Nearly all tongue thrust falls into the second category – the tongue is thrust forward on swallowing as an adaptive response to the presence of an AOB to prevent food/liquid/saliva escaping from the front of the mouth. The resting rather than dynamic position of the tongue has much greater influence on tooth position.5 When the tongue is naturally kept in a forward position overlying the lower incisors, a reverse curve of Spee is present in the lower arch (Figure 22.3).
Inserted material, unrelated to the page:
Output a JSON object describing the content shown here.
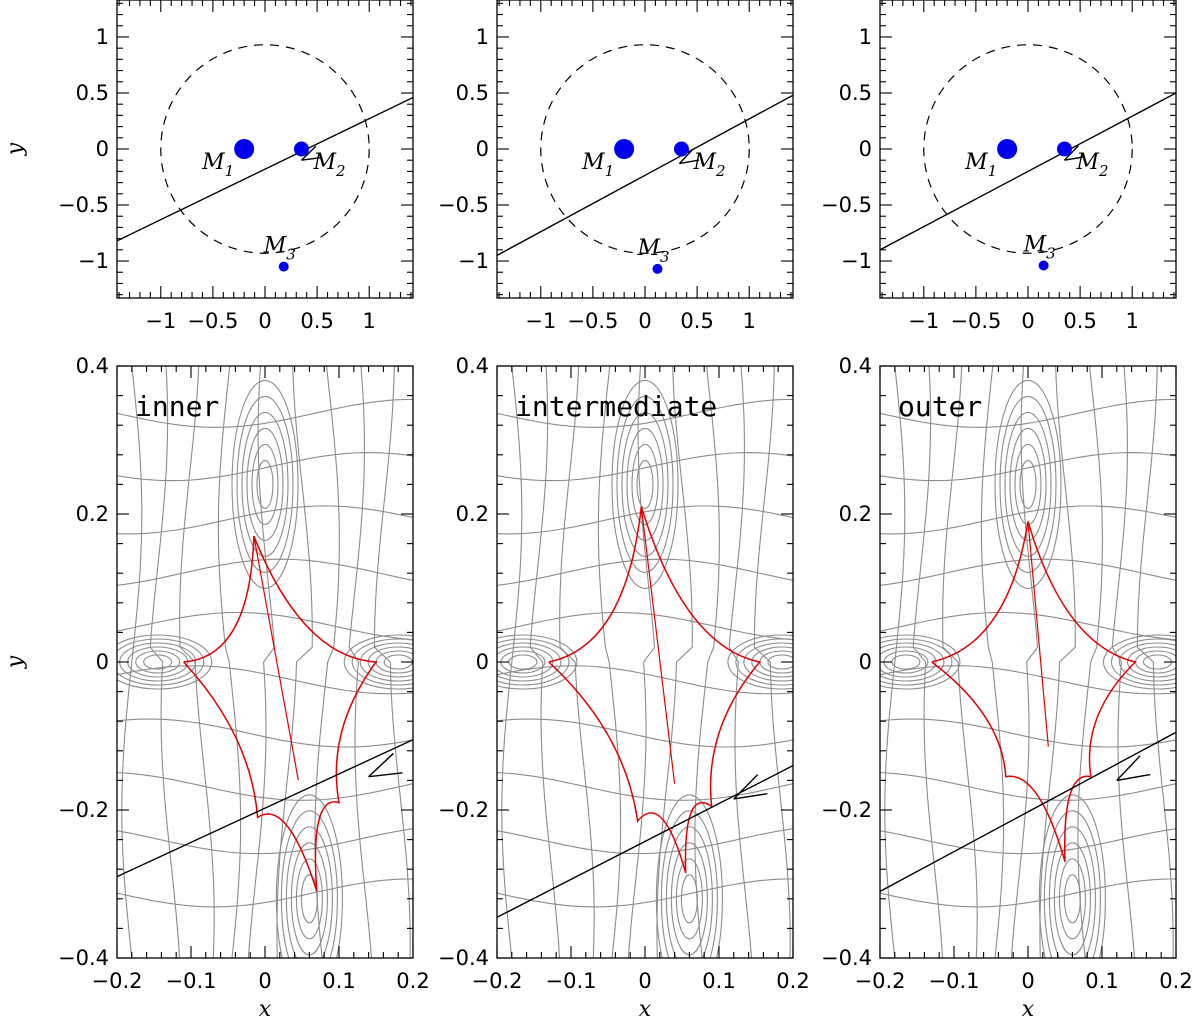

Endogenous tongue thrust is often associated with excessive circumoral contraction on swallowing. Treatment for AOB in a patient with an endogenous tongue thrust should not be attempted as relapse will almost certainly occur.
Skeletal Factors
Open bites may develop due to excessive vertical growth and are then termed ‘skeletal open bites’ (Figure 22.4). These are usually more severe in nature than dental open bites and only the terminal molars may be in contact. There is a significant increase in the lower anterior facial height (LAFH) and there may be vertical maxillary excess (VME). The Frankfort-mandibular planes angle (FMPA) is usually increased. Incisor eruption may be increased in relation to the underlying basal bone, although it still fails to compensate for the excessive vertical development of the jaws. Anterior facial heights are to a large extent under genetic control and hence taking a family history may be useful in growth prediction.6
In growing patients a skeletal open bite tendency is in large part synonymous with a backward (clockwise) rotation of mandibular growth, and hence study of the structural features as identified by Bjork7 (Figure 22.5), may be more useful than conventional cephalometric analyses, in predicting how patients will grow and how they will respond to orthodontic treatment.